И это было так неожиданно после всех детских выходок, неуместных слов, что у меня дрогнуло сердце, ком подкатил к горлу. Семен Александрович знал, что не суждено нам больше увидеться... Мы обнялись, я ткнулся в его бороду и поспешил уйти. Слезы душили меня, и казалось, я заглянул туда, куда человеку по извечной его слабости и путь-то заказан.
Сзади скрипел снегом Терентий Иванович, и когда через минуту я оглянулся, то увидел, что он плачет, а Семен Александрович с женой так и стояли у ворот, глядя нам вслед.
— Иди! Иди! — сердито сказал Терентий Иванович, стыдясь, вероятно, своих слез. — Пробивай дорогу!..
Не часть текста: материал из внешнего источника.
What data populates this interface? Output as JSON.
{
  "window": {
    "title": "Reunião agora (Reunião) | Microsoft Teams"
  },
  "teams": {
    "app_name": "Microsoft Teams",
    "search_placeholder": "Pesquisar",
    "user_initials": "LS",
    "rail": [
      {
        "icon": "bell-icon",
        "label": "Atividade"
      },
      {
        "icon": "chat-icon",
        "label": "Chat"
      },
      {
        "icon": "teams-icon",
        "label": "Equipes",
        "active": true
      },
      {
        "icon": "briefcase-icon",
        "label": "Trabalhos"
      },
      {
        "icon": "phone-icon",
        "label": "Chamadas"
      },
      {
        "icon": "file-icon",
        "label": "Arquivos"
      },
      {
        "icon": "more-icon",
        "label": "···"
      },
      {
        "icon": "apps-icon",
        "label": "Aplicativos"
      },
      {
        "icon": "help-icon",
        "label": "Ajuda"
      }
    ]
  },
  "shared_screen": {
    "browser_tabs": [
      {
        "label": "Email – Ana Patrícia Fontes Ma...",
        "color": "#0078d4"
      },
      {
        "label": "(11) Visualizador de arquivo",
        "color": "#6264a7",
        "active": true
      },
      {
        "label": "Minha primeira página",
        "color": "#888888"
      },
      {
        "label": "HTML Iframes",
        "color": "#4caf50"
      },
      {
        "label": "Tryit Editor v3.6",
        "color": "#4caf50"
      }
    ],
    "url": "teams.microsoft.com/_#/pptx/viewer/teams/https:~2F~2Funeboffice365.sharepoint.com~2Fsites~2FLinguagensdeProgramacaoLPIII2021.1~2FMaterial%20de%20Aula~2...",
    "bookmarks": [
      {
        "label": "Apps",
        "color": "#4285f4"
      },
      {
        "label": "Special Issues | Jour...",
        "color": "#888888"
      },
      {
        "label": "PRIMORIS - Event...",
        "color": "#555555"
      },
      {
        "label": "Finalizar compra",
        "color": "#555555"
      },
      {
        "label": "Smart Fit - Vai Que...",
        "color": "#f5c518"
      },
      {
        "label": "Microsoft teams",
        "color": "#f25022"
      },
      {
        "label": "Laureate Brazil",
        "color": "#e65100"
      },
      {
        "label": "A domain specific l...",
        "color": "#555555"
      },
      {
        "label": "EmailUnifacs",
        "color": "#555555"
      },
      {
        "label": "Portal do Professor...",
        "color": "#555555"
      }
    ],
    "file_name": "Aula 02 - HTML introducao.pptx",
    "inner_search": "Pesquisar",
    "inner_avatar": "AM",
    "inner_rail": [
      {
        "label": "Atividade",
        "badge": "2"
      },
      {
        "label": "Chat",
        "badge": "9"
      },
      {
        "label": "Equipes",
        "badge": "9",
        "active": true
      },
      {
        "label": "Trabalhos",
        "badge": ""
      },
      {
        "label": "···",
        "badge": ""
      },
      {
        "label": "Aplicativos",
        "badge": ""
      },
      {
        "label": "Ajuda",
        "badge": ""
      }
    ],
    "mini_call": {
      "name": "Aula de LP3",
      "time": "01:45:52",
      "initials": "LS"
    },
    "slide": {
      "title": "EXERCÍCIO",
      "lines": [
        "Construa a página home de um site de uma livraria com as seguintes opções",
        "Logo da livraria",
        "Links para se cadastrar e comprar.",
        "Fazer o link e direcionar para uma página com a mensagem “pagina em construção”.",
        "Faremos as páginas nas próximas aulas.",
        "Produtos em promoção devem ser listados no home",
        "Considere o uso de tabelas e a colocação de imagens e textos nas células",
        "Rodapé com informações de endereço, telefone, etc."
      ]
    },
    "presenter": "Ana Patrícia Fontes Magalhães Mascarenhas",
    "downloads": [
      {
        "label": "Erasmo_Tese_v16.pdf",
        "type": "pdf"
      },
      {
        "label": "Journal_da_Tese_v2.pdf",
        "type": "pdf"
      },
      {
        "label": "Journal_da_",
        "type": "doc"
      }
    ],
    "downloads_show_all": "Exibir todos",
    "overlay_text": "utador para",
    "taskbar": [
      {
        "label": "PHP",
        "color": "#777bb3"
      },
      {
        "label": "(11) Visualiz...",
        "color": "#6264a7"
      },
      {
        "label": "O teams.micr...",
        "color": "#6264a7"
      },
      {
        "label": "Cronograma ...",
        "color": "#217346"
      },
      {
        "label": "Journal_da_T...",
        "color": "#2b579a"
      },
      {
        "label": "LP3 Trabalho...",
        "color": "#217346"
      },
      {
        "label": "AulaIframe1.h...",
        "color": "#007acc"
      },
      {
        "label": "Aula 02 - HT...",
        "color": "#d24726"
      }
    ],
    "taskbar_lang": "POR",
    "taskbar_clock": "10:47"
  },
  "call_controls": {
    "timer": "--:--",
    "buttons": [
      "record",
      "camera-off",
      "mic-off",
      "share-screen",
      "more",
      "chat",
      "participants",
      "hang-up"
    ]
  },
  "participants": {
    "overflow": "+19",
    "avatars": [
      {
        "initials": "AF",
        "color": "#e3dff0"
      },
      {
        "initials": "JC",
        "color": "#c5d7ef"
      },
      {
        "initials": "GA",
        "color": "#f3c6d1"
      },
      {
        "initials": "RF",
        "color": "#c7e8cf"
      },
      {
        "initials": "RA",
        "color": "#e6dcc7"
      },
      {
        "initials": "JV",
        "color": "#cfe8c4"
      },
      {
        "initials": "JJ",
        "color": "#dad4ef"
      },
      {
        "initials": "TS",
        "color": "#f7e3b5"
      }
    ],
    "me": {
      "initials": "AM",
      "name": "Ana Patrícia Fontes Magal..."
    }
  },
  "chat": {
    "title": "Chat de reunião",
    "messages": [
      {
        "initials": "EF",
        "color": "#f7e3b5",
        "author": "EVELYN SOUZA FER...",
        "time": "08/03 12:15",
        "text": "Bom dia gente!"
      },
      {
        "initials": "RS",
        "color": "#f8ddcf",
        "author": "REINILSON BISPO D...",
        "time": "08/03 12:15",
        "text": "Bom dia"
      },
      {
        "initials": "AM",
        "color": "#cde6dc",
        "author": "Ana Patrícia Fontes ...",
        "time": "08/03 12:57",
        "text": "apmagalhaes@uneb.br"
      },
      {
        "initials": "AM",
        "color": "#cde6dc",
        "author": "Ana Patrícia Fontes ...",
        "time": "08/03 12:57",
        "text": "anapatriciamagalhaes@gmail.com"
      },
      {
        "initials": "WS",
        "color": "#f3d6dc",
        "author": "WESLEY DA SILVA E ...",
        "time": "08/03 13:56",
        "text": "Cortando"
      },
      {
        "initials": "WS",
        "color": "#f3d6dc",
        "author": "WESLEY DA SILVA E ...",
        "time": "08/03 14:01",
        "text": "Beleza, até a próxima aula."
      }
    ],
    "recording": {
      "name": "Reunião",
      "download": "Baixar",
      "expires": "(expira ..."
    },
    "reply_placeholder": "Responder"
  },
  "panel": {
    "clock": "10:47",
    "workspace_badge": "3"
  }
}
А ведь Терентий Иванович был сильным человеком и никогда не плакал. Мне не узнать, что ему увиделось в те минуты, возможно, он думал: а придет ли кто к нам в последние дни жизни? и будет ли у нас такое просветление?..
С километр мы шли молча.
Заметенная дорога становилась все неприметнее. Солнце зашло, и все вокруг поспешно засинело. Наступил вечер. Оглянувшись еще раз, я увидел издали темневший осинничек, несколько домов, два-три желтых огонька в окнах. А вокруг было безлюдье и поля, и казалось, пронеслось над этими местами что-то опустошающее, отчего вымерли люди, обнищали некогда богатые и веселые края. И только снег, покрывший это бедствие, лежал тихо и смирно, отливая какой-то неземной синевой.
Сколько раз вспомнится мне этот вечер после, сколько раз я подумаю: «Ах, дядя, мой дядя, Терентий Иванович! Пройти бы нам еще одну такую же метель, хватить бы ветра и снега, и сказал бы ты мне все, что думаешь, а не молчал...»
Терентий Иванович затаил на меня обиду: он так и не смирился с тем, что его сыновья не вернулись в поселок и, отслужив армию, поехали в тот город, где жил я. Терентий Иванович уговаривал их, но они, проявляя характер, вернуться решительно отказывались. И дядя, которому хотелось, чтобы сыновья были рядом, загрустил, заскучал и даже постарел. Отчего-то он считал, что это я сманил братьев. «Вы там не слушайте его, — наверное, говорил он сыновьям, когда те приезжали в гости. — Меня слушайте да своим умом живите!» Быть может, наставления выглядели по-другому, но братья после поездок домой какое-то время сторонились меня.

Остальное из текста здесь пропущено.